Выбрать главу

Кроме газет, на марше неизменными друзьями были гармошка и бубен. Старшина Овсянников — замечательный гармонист. Он превосходно играл и в пешем строю и на коне. Гармонь, бубен и веселые песни ободряли бойцов в тяжелом пути по монгольским степям и горам. Не было у нас за время марша ни одного выбывшего из строя.

Необычна и нова была работа в автомашинах. Под шум мотора приходилось проводить беседы, писать, несмотря на качку, политдонесения, рапорты. Необходимо было строго следить за самочувствием каждого бойца и предупреждать случаи аварий. О сне не было и речи, особенно ночью, когда машины шли с потушенными фарами.

Хамар-Даба. Здесь тщательно готовились к предстоящему бою с японцами. Уже слышны выстрелы артиллерии, видны разрывы снарядов и бомб. Здесь еще раз с командиром роты тов. Мироненко тщательно проверяем все до мелочей, чтобы не спохватиться после, когда будет уже поздно.

Хорошо помогала нам газета «Героическая Красноармейская». Она рассказывала о коварных приемах врага, о его тактике. Она показывала героизм бойцов Халхин-Гола, давала советы и направляла нашу подготовку к предстоящим боям. Нам, разведчикам, было особенно это дорого, так как в разведке мы первыми сталкивались лицом) к лицу с хитрым и коварным противником.

В самом бою выявилось, что политрук должен быть не только политработником и военным специалистом, но и хорошим хозяйственником. Когда рота осталась без старшины, пришлось поработать и за него. Взять хотя бы снабжение водой. В условиях Монголии это — дело первостепенной важности.

Было так. Тылы находились у реки Халхин-Гол, а бойцы целые сутки были без воды. Вступили в бой. Пошли в разведку.

Из рапорта красноармейца В. Устимова

Вторые сутки на исходе. Воды по прежнему нет. Болит сердце за каждого бойца. Чем помочь? Не могут дальше итти Евсеев, Ласточкин. Бойцы изнурены. Бегу, останавливаю проходящий танк, достаю 3–4 кружки этой чудесной влаги. Немного с бензином, но ничего. Досталось каждому не больше чайной ложки. Бегу дальше. О, радость! Машина, старшина Батухтин, вода. Но, увы! Ее мало. На семьдесят девять человек — одна каска. Затыкаю в каске отверстие и несу бойцам. Сперва по одной столовой ложке, потом по другой. Осталась фляга с водой, это для первого взвода, который находится в двух километрах от нас. С полной флягой бегу туда. Встречают с улыбками. Двое суток без воды, позади десятки километров, жара тридцать градусов, а они еще в состоянии улыбаться. Милые мои! «Сейчас плясать будем», — шутят бойцы. Прикладываю каждому к губам флягу. Одна фляга — на тридцать человек. Еще на дне три-четыре капли, отдаю и это. А сам отошел за куст, пососал тряпочку, которой была обвернута пробка фляги. Стало немного легче.

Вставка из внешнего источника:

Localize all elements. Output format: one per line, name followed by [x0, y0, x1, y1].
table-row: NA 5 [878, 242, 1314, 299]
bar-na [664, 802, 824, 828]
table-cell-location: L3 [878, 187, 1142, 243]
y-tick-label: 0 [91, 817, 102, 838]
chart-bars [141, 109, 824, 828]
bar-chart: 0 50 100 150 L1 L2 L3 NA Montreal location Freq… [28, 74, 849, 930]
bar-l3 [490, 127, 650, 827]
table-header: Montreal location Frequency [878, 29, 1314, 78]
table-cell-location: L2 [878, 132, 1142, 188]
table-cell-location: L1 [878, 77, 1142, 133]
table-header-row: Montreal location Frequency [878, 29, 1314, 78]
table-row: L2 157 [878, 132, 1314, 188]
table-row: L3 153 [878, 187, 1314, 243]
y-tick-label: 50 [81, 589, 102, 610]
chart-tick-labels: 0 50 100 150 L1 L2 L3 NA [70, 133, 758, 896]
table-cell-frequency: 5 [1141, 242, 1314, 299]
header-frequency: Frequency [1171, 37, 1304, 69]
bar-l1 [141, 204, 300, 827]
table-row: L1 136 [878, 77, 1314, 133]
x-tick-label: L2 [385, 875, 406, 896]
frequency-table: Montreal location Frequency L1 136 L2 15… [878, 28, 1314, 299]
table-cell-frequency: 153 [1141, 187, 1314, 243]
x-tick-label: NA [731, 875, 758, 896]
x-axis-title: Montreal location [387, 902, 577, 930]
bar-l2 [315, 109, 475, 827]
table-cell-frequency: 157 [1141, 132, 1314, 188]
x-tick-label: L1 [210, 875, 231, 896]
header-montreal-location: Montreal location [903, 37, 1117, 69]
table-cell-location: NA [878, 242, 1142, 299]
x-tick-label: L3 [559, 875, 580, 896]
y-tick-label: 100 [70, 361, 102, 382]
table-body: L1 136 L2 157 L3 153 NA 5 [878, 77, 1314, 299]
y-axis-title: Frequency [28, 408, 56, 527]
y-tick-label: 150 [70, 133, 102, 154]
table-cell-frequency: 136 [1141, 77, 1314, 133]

И через несколько часов пришла вода! Воды сколько угодно. Бойцы напились. Один или двое даже промыли глаза, — умываться как следует еще нельзя, это роскошь. Но скоро наступило и это время. В окопчике устроили «неприкосновенный запас» — врыли банку из-под бензина, которую я выпросил в полковой артиллерии, да три банки из-под боеприпасов. Врыли в землю плащ-палатку. Воды достаточно. Но снабжение все же еще не регулярное. Нужно беречь воду, дорожить каждой каплей. Бойцы пошли в разведку на 7–8 километров в тыл врага. Даю всем по кружке напиться, наполняю фляги. Придут, напою снова. После, когда воды стало сколько угодно, долго мы вспоминали это пережитое время…

— Помните, товарищ политрук, как вы нас — из ложки отпаивали, будто малых ребят?

Что говорить, — конечно, помню. Да разве забудешь!..

Военный опыт пригодился мне, когда был ранен командир роты тов. Мироненко. Я ходил с бойцами в разведку, в атаку. Шесть суток находились в обороне, сдерживая превосходящую силу противника. Из окопа в окоп перебегал к каждому бойцу с газетами и новостями. Тут же, в окопах, было принято в комсомол и партию несколько бойцов.

Однажды случилось так. Свистели пули, ложились один за другим снаряды, а я ползу, иногда бегу со связкой газет. Как на грех, надел новое обмундирование, не успел пришить петлицы. Старое было изорвано в бою. И вот бойцы из соседнего подразделения захватили меня «в плен», сочли за чужого. Несмотря на мои уверения и просьбы, увели километра за два. Добрался к своим бойцам уже только с половиной газет, а остальное пришлось раздать по пути.